Government will allow E10 – a lower-carbon fuel made with up to 10% bioethanol – onto the petrol market
Government will allow E10 – a lower-carbon fuel made with up to 10% bioethanol – onto the petrol market

The government is set to introduce E10 fuel containing 10% ethanol from September 2021, following years of farming industry lobbying.

The new form of 'cleaner' petrol is seen as a stepping stone toward delivering greener fuel for the British public.

E10 is a type of petrol that contains 10 percent renewable bioethanol, which is made from wheat or sugar beet.

Currently, UK forecourts provide E5 petrol which only contains 5 percent renewable bioethanol.

Over 95% of cars on the road are warranted to run on E10 and, once rolled out, it would be equivalent to taking 350,000 cars off the road.

The NFU said the government's announcement was good news for farmers and the green agenda.

The union added that this mandate would provide a boost for the UK wheat and sugar sectors.

Crops board chairman Matt Culley said: “It is great to hear that it will start to be available at UK forecourts from September.

“It will play an important role in delivering the green agenda, especially as it may be some years before we are able to make a countrywide shift to fully electric vehicles.
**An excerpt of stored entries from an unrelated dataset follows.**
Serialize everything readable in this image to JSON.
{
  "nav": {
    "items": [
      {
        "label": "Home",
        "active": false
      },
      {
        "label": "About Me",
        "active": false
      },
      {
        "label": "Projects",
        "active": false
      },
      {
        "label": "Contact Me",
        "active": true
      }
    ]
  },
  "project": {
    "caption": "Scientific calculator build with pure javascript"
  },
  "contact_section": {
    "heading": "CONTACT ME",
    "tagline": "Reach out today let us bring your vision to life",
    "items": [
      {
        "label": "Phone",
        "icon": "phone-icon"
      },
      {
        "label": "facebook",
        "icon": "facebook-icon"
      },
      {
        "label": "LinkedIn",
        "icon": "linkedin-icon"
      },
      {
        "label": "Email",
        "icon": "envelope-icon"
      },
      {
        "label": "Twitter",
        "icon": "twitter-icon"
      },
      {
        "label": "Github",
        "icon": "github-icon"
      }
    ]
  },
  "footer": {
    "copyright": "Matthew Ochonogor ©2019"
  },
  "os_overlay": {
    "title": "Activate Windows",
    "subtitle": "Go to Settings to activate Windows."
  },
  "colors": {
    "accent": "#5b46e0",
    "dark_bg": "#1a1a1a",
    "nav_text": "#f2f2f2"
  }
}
"British growers have the ability to deliver more renewable fuel for the nation, alongside continuing to produce the country’s larder staples.

"We should do all we can to maximise that potential to help drive green growth across the economy.”

The decision to allow the fuel onto the market means that Yorkshire-based Vivergo Fuels, which previously processed wheat into bioethanol, will once again be able to open its doors.

Before its closure in September 2018, Vivergo processed around 1.1 million tonnes of wheat from approximately 900 farms across the region.

At the time around 130 of its employees were made redundant, but it was estimated that its closure indirectly affected around 3,000 more jobs.

Bringing E10 onto the UK market, which follows a public consultation held last spring, means that some of these jobs may come back next year.